The researchers are particularly interested in why Venus and Earth have taken such different evolutionary paths since their formation and offer completely different conditions today. While our home planet became a life-friendly world with plenty of water and an oxygen-rich atmosphere, Venus has largely lost its former water. The high proportion of carbon dioxide in its atmosphere also favors an extreme greenhouse effect and thus generates high surface temperatures of more than 450 degrees Celsius on average. "The processes that are still taking place in the Venusian ionosphere today provide important clues as to how the planet has evolved," says MPS scientist and co-author Dr. Norbert Krupp.

Unlike Earth, Venus does not itself generate a magnetic field in its interior that binds particles from the atmosphere to the planet. The charged particles of the solar wind, the constant stream of particles from the Sun, only induce a weak magnetic field. Light or fast particles can therefore easily leave the planet's sphere of influence. Heavy ions and molecules, on the other hand, such as carbon ions, should actually remain bound - just like on Earth or Mars. Or should they not?

Higher resolution than its predecessor

During the flyby, it was now possible for the first time to confirm the SOHO measurements from 1996 in close proximity to Venus. "Apparently, carbon ions in the Venusian magnetosphere receive enough energy to escape into space," summarizes MPS scientist and co-author Dr. Harald Krüger. This is shown by measurements from the MPPE sensors Mass Spectrum Analyzer (MSA) and Mercury Ion Analyzer (MIA), which members of the MPPE team led by the Paris Observatory are publishing today in the journal Nature Astronomy. Comparable investigations performed by older Venus probes such as Venus Express had not been able to reliably distinguish carbon ions from other ions and molecules with similar masses. Only BepiColombo’s instruments now offer the necessary mass resolution.
"There is obviously a complex atmospheric chemistry at work in the atmosphere of Venus that is fundamentally different from that of Earth and Mars," says Fränz. In addition to the carbon ions, the researchers also found around three times as many escaping oxygen ions. The excess of oxygen ions points to water molecules or ions as a possible source.

Flight path through unexplored area

During the flyby, BepiColombo approached Venus from the night side. There, the Venusian magnetosphere is typically elongated and extends far out into space.

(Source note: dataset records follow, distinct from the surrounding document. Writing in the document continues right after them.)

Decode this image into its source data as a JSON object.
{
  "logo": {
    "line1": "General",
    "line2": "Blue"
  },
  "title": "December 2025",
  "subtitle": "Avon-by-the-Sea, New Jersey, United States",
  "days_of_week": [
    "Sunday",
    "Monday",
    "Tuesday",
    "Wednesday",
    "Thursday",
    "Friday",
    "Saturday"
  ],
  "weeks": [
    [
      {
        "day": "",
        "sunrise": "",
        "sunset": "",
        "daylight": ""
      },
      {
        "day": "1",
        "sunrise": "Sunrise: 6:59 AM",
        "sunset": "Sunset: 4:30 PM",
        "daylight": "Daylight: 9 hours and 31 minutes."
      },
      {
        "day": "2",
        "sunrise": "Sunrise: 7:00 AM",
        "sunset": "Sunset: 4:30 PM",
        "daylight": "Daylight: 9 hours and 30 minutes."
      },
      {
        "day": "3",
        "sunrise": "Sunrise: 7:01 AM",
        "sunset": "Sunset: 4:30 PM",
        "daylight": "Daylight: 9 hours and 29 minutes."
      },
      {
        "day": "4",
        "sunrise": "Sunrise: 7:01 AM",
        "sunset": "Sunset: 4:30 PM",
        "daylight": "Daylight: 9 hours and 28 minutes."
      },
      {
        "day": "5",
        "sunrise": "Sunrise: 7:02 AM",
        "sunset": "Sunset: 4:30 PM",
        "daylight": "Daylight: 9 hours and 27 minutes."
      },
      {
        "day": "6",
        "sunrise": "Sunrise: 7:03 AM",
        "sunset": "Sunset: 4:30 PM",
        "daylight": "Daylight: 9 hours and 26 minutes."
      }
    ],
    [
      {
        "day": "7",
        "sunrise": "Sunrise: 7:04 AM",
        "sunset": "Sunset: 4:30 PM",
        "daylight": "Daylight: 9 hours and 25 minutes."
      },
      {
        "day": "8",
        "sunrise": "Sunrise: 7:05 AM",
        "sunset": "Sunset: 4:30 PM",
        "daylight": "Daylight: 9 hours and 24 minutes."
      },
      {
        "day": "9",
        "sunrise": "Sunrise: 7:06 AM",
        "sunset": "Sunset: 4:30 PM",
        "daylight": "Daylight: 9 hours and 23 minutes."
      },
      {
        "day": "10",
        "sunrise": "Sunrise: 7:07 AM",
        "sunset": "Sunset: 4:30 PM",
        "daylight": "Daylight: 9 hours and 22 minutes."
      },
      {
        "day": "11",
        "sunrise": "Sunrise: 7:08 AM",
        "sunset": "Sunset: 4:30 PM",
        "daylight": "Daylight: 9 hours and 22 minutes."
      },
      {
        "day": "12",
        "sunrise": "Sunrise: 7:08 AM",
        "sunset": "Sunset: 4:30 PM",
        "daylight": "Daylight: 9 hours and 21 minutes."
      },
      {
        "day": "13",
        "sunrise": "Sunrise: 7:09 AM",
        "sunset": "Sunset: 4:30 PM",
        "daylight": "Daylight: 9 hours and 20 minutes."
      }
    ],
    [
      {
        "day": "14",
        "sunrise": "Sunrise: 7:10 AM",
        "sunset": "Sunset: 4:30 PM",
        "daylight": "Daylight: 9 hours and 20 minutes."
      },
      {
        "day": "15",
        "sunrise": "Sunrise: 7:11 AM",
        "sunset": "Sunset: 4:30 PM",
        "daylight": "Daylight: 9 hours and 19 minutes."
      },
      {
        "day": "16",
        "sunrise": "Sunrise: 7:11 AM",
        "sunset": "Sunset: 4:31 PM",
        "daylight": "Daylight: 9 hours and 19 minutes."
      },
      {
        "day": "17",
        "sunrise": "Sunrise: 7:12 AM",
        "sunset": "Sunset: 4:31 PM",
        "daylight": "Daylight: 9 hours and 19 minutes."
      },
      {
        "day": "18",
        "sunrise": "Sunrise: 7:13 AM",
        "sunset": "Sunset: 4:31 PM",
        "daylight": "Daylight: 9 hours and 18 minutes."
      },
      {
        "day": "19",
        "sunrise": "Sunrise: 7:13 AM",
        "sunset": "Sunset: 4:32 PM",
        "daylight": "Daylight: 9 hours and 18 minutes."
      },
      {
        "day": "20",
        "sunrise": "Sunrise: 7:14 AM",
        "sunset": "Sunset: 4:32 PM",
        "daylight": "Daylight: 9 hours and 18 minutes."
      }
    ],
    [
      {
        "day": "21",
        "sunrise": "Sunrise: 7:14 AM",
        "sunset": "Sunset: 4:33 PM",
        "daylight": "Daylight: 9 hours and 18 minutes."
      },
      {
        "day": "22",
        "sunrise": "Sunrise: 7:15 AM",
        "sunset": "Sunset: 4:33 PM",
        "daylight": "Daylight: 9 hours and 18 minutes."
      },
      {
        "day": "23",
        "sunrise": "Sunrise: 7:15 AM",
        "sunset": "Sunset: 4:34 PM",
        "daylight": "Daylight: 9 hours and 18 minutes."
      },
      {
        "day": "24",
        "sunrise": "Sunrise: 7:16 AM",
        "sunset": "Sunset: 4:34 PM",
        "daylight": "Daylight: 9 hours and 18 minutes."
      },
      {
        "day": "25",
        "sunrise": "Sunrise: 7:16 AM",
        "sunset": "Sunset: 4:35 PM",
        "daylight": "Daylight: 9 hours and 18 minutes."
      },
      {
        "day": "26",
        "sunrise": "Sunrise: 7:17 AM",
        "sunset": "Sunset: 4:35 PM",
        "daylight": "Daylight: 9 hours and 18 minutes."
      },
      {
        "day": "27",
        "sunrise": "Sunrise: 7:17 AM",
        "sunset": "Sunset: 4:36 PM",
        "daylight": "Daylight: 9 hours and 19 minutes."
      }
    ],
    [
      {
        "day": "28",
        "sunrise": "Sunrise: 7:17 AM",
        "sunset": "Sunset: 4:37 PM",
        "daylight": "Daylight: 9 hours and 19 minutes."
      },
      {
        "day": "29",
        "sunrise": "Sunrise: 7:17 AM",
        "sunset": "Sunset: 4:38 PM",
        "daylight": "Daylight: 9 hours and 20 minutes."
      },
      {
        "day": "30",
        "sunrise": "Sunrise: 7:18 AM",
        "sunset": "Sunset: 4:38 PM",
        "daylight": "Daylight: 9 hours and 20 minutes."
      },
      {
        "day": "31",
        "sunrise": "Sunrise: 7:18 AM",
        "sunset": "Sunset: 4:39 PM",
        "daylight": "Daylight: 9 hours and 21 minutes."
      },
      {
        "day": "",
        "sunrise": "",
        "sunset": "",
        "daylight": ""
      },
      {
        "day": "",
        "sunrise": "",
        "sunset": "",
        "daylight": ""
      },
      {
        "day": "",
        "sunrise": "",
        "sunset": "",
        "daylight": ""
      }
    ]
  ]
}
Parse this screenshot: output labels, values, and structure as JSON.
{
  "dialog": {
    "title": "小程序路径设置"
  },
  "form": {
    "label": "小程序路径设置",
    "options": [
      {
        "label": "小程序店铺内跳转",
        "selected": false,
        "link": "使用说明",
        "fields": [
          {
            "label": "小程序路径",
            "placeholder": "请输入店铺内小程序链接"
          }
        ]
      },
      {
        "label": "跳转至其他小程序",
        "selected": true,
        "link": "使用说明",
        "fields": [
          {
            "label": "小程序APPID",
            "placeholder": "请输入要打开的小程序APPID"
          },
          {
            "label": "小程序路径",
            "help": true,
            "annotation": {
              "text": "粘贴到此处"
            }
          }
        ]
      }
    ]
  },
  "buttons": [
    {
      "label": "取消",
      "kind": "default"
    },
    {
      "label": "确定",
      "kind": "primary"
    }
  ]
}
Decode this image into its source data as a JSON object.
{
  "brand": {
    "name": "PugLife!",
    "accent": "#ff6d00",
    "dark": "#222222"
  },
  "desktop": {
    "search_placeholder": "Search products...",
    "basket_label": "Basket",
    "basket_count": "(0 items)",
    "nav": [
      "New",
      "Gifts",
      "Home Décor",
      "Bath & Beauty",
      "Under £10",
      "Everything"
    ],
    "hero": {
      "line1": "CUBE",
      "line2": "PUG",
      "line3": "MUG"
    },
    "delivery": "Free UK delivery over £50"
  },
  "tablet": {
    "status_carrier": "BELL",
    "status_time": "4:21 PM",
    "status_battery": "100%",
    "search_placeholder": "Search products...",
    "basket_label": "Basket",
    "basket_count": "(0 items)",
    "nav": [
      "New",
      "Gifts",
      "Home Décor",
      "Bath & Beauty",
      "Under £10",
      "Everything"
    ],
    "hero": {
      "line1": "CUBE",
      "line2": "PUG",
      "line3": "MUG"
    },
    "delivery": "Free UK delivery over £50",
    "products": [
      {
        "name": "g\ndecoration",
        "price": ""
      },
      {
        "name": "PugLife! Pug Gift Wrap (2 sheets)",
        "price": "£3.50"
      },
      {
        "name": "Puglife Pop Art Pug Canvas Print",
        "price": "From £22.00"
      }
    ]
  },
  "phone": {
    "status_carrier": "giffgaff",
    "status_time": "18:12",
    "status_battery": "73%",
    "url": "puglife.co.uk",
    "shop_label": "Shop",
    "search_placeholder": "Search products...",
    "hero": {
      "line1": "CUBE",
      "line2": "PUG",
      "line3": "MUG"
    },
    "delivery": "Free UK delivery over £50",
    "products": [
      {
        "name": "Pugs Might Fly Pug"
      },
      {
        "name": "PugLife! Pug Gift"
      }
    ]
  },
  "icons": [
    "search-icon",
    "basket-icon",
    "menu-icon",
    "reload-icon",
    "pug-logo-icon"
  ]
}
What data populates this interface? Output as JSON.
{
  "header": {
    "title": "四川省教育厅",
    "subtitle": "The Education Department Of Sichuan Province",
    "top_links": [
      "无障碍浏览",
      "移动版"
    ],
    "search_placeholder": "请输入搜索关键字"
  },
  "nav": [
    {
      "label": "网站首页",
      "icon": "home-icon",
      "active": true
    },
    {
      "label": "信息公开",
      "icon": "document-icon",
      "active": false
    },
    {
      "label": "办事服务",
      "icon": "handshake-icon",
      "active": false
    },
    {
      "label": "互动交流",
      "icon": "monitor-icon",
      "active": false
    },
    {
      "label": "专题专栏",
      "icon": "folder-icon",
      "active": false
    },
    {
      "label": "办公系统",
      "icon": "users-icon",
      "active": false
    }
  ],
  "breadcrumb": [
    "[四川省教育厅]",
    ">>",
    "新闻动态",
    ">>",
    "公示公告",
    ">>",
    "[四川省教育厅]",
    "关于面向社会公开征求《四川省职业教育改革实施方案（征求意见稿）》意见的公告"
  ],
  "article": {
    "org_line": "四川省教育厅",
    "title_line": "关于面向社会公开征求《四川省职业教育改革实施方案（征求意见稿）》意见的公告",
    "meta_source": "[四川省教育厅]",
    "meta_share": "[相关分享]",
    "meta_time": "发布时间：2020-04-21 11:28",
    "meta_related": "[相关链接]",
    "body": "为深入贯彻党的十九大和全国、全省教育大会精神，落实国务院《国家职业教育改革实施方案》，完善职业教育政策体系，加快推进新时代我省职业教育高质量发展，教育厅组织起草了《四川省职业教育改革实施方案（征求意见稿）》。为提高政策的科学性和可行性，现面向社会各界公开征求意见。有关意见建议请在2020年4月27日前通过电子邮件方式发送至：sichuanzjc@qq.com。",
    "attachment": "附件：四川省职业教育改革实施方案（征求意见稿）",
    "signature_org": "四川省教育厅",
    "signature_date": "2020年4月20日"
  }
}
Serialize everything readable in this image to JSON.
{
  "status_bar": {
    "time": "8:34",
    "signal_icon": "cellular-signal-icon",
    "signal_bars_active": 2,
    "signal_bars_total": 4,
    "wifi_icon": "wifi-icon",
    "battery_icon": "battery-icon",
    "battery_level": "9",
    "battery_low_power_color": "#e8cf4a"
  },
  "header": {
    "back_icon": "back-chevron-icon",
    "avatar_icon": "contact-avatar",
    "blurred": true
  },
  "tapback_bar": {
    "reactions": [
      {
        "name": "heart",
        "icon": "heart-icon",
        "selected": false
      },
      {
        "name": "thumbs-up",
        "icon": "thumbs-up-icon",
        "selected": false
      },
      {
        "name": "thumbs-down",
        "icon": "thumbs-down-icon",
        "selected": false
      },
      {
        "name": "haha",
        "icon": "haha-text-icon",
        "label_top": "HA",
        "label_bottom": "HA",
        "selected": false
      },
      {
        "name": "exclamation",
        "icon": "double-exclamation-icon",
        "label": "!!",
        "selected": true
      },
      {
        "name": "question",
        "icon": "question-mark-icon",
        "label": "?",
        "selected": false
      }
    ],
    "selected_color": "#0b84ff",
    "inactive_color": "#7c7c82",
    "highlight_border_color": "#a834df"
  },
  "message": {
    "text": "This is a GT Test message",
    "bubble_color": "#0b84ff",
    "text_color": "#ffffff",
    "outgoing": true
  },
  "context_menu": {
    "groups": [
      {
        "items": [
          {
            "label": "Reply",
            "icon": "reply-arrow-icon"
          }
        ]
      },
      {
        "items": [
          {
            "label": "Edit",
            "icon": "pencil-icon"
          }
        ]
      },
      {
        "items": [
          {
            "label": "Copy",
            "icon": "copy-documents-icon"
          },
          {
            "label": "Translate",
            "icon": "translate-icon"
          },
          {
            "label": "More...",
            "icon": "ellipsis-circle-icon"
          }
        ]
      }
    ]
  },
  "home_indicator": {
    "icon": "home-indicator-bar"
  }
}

The current measurements were taken at a distance of around 36,000 kilometers from the planet. No other space mission had ever crossed this region before: the trajectories of ESA's Venus Express space probe, which orbited the planet for around eight years from 2006, passed closer to the planet’s surface on the night side; NASA's Pioneer Venus Orbiter, which was launched in the late 1970s, kept a greater distance.
The scientists hope to gain further insights into the chemical reactions that take place in the atmosphere of Venus from future visitors to the planet. On its very elliptical orbit around the Sun, ESA‘s space probe Solar Orbiter will pass the planet several times over the next few years; ESA’s Venus mission EnVision is expected to be launched into space in the 2030s.

MPS participations

The Max Planck Institute for Solar System Research is involved in a total of four instruments of the BepiColombo mission. Scientists and engineers at the Institute have developed and built components of the MSA (Mass Spectrum Analyzer) sensor for the MPPE (Mercury Plasma Particle Experiment) instrument package. The institute has also been involved in older Venus missions. The Institute contributed the instrument ASPERA-4 (Analyzer of Space Plasmas and Energetic Atoms) on board ESA’s space probe Venus Express. The MPS is currently developing components of the VenSpec spectrometer for ESA’s future mission EnVision to Venus.